After breakfast at the lodge, travel by ATV over the Cunningham River delta and along the Muskox Ridge Trail, which provides a scenic overview of the entire area. To date, every excursion to this location has resulted in a muskox encounter. Pass an impressive Arctic fox den and hope to view wild fox cubs at play. Enjoy a picnic lunch at Arctic Watch’s shelter at Inukshuk Lake before experiencing a “catch-and-release” fishing opportunity for Arctic Char. Return by ATV on an alternate route along the River Trail. In the evening, attend an informal lecture by Richard Weber, and internationally recognized polar explorer and owner of Arctic Watch.

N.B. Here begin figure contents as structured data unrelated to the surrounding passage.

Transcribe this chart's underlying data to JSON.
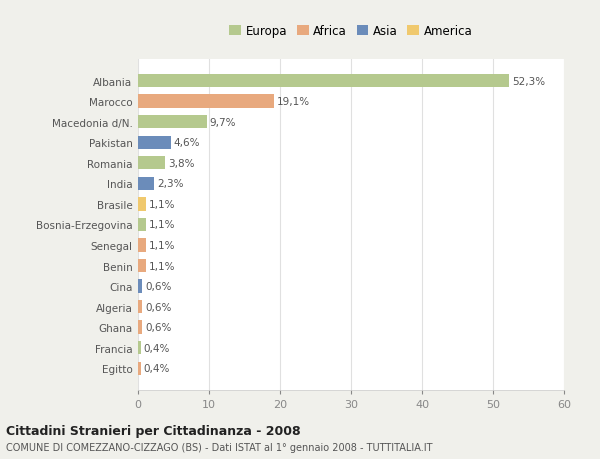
{
  "countries": [
    "Albania",
    "Marocco",
    "Macedonia d/N.",
    "Pakistan",
    "Romania",
    "India",
    "Brasile",
    "Bosnia-Erzegovina",
    "Senegal",
    "Benin",
    "Cina",
    "Algeria",
    "Ghana",
    "Francia",
    "Egitto"
  ],
  "values": [
    52.3,
    19.1,
    9.7,
    4.6,
    3.8,
    2.3,
    1.1,
    1.1,
    1.1,
    1.1,
    0.6,
    0.6,
    0.6,
    0.4,
    0.4
  ],
  "labels": [
    "52,3%",
    "19,1%",
    "9,7%",
    "4,6%",
    "3,8%",
    "2,3%",
    "1,1%",
    "1,1%",
    "1,1%",
    "1,1%",
    "0,6%",
    "0,6%",
    "0,6%",
    "0,4%",
    "0,4%"
  ],
  "continents": [
    "Europa",
    "Africa",
    "Europa",
    "Asia",
    "Europa",
    "Asia",
    "America",
    "Europa",
    "Africa",
    "Africa",
    "Asia",
    "Africa",
    "Africa",
    "Europa",
    "Africa"
  ],
  "continent_colors": {
    "Europa": "#b5c98e",
    "Africa": "#e8a97e",
    "Asia": "#6b8cba",
    "America": "#f0c96e"
  },
  "legend_order": [
    "Europa",
    "Africa",
    "Asia",
    "America"
  ],
  "title": "Cittadini Stranieri per Cittadinanza - 2008",
  "subtitle": "COMUNE DI COMEZZANO-CIZZAGO (BS) - Dati ISTAT al 1° gennaio 2008 - TUTTITALIA.IT",
  "xlim": [
    0,
    60
  ],
  "xticks": [
    0,
    10,
    20,
    30,
    40,
    50,
    60
  ],
  "background_color": "#f0f0eb",
  "plot_bg_color": "#ffffff",
  "grid_color": "#e0e0e0"
}
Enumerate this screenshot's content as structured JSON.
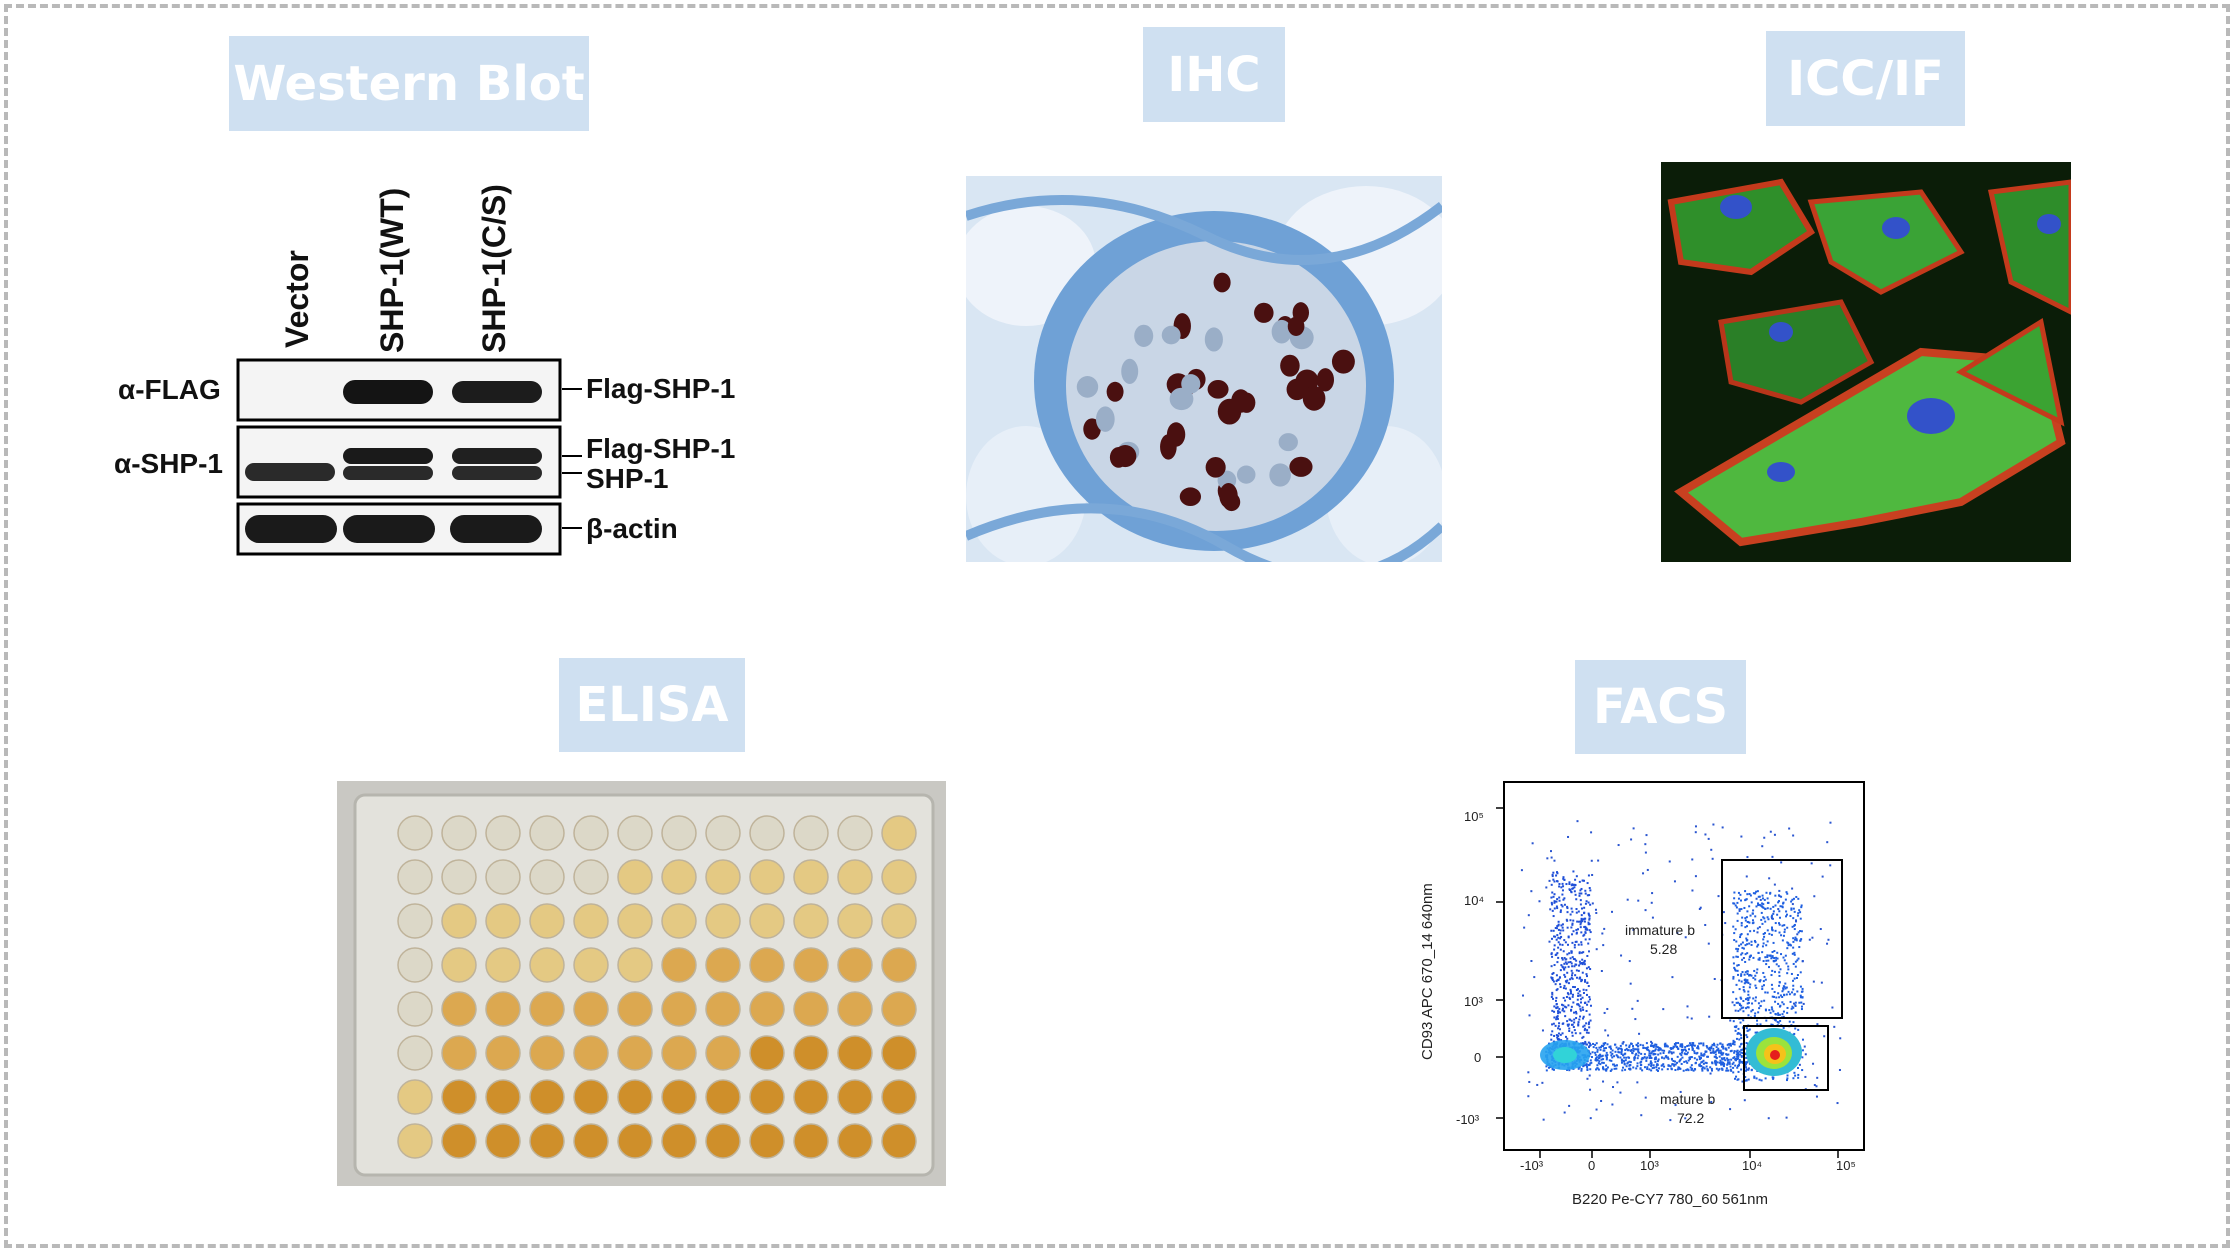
{
  "badges": {
    "western_blot": "Western Blot",
    "ihc": "IHC",
    "icc_if": "ICC/IF",
    "elisa": "ELISA",
    "facs": "FACS"
  },
  "western_blot": {
    "lanes": [
      "Vector",
      "SHP-1(WT)",
      "SHP-1(C/S)"
    ],
    "row_labels": [
      "α-FLAG",
      "α-SHP-1"
    ],
    "band_labels": [
      "Flag-SHP-1",
      "Flag-SHP-1",
      "SHP-1",
      "β-actin"
    ]
  },
  "facs": {
    "x_label": "B220 Pe-CY7 780_60 561nm",
    "y_label": "CD93 APC 670_14 640nm",
    "gates": [
      {
        "name": "immature b",
        "value": "5.28"
      },
      {
        "name": "mature b",
        "value": "72.2"
      }
    ],
    "y_ticks": [
      "10⁵",
      "10⁴",
      "10³",
      "0",
      "-10³"
    ],
    "x_ticks": [
      "-10³",
      "0",
      "10³",
      "10⁴",
      "10⁵"
    ]
  }
}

In the morning, kayak in the Arctic’s Cunningham Inlet. All equipment and basic instructions are provided. Paddle among icebergs, ring seals and bearded seals, keeping a sharp eye out for beluga whales. Enjoy lunch along the shoreline and take a small hike to explore a local canyon, aptly named “Kayak Falls.” Take in the stunning views of the Northwest Passage and hope to see polar bears. This kayaking trip lasts between 30 minutes and 4 hours, depending on your preference. In the afternoon, return to the Cunningham River estuary to watch the beluga whales. The area is known for its beluga encounters. Guests can stand along the river banks as the whales frolic in the shallow water. To better appreciate the underwater calls, a hydrophone (underwater microphone) is used. In the evening, attend a lecture on beluga research.

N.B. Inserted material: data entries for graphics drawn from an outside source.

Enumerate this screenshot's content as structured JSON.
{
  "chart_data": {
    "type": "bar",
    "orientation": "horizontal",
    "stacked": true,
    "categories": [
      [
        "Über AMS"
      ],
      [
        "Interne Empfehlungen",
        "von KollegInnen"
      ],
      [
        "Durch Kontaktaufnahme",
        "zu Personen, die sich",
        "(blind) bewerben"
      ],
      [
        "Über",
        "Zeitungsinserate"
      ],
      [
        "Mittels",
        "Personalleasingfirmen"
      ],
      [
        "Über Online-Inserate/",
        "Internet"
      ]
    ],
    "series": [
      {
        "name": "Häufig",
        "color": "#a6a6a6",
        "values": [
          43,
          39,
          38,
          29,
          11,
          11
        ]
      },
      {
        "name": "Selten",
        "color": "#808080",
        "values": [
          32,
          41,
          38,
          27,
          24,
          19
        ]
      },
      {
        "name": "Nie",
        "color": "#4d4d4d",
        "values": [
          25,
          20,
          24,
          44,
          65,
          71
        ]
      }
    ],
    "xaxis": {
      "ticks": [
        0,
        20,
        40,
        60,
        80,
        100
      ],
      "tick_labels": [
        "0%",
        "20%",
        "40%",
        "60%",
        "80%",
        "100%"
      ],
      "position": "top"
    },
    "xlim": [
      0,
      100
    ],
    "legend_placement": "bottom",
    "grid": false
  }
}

Following breakfast, cross the Cunningham River delta for a trip to Flatrock Falls. View the stunning Somerset Island canyons, which were formed as the result of shifting fault lines. Their most vertical walls vary in height from 200 to 1,000 feet. Millions of fossils of prehistoric plants and animals litter the ground. Enjoy a picnic lunch on the flat rocks that surround the canyon, then travel to Gull Canyon to see the striking biological contrasts between barren canyon and lush gull rookery. In the evening, attend a lecture by Arctic Watch’s house scientist.
Take an ATV to Cape Anne to visit five Thule sites along the coast and to look for polar bears. The ride includes scenic vistas, icebergs, ancient Inuit campsites and prehistoric giant whale bones. The Thule culture was based around bowhead-whale-hunting, and were the ancestors of today’s modern Inuit. The Cape Anne Thule site is the largest in the area and includes the remains of 15 stone and bone houses. Polar bears can be often seen on the shoreline as they wander the coast. In the evening, relax and attend a lecture by Richard Weber which includes stunning images and fascinating stories of Arctic expeditions to Baffin, Ellesmere and other High Arctic islands.

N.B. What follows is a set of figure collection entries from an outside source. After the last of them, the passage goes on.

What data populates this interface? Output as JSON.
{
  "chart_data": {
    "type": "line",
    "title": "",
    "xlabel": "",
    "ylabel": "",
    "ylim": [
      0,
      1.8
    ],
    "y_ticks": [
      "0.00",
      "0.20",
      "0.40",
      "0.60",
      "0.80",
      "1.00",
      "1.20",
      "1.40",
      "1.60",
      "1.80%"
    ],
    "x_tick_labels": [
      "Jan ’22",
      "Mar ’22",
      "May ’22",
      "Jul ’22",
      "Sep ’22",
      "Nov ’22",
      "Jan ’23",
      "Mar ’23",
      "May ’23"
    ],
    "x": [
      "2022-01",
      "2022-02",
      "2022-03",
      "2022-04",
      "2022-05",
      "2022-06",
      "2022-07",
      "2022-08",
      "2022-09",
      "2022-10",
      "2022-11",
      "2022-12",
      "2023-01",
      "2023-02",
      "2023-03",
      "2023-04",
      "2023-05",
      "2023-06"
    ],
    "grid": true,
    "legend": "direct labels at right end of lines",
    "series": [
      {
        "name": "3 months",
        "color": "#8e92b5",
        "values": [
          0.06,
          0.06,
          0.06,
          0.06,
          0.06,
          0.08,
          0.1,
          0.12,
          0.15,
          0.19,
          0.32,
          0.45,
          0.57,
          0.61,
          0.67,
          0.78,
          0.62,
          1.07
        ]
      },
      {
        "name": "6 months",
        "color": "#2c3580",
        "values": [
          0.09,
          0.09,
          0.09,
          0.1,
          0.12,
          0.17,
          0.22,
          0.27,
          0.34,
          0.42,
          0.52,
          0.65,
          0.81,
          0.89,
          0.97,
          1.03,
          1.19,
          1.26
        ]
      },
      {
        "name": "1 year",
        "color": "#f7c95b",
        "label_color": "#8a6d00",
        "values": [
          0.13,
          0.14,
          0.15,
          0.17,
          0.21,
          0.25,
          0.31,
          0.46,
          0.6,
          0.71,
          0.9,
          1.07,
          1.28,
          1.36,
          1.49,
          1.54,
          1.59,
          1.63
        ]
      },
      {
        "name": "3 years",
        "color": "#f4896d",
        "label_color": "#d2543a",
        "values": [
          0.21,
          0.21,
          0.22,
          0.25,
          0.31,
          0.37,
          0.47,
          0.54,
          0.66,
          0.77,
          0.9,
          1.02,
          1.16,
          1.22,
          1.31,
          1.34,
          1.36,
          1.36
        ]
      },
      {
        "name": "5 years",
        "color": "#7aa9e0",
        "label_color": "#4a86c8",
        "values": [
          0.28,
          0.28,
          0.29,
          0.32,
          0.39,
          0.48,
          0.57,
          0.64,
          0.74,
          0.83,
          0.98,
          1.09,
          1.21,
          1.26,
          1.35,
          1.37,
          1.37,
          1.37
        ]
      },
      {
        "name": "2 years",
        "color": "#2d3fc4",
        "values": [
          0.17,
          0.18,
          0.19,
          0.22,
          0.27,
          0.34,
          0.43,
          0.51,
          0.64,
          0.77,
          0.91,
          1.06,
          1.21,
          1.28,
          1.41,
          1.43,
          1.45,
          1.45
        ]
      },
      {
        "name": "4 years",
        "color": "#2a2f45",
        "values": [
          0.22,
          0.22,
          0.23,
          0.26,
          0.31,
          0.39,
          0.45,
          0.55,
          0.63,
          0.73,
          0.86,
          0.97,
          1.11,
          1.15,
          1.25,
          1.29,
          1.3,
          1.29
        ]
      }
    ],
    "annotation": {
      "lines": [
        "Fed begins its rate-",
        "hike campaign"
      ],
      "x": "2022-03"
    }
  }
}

Begin the day either rafting or kayaking on the Cunningham River. Typically, the final 3.7 miles of this trip requires a hike through the Badlands which passes the skeletal remains of two bowhead whales, dated at eight thousand years ago. The trip includes encounters with muskox, snow geese, jaegers, arctic fox, sandpipers and rough-legged hawks. Savor a picnic lunch on the beach beside the river before either taking a kayak or raft back to the lodge. The river is swift-flowing, crystal-clear water and doesn’t have any difficult sections or rapids. Travelers can expect to be on the water for 2-3 hours.
Spend the morning relaxing at the lodge and enjoying conversation with your fellow travelers. In the late afternoon, take a chartered plane back to Yellowknife.
Please add 5% GST for Canadians and 2.5% for non-Canadians, from Yellowknife, NT, Canada. Any two consecutive weeks for $11,990 per person plus 5% GST
Please add $1,690 for the mandatory two-night transfer package from Yellowknife
We recommend purchasing a pair of Muck Boots for your trip to Arctic Watch.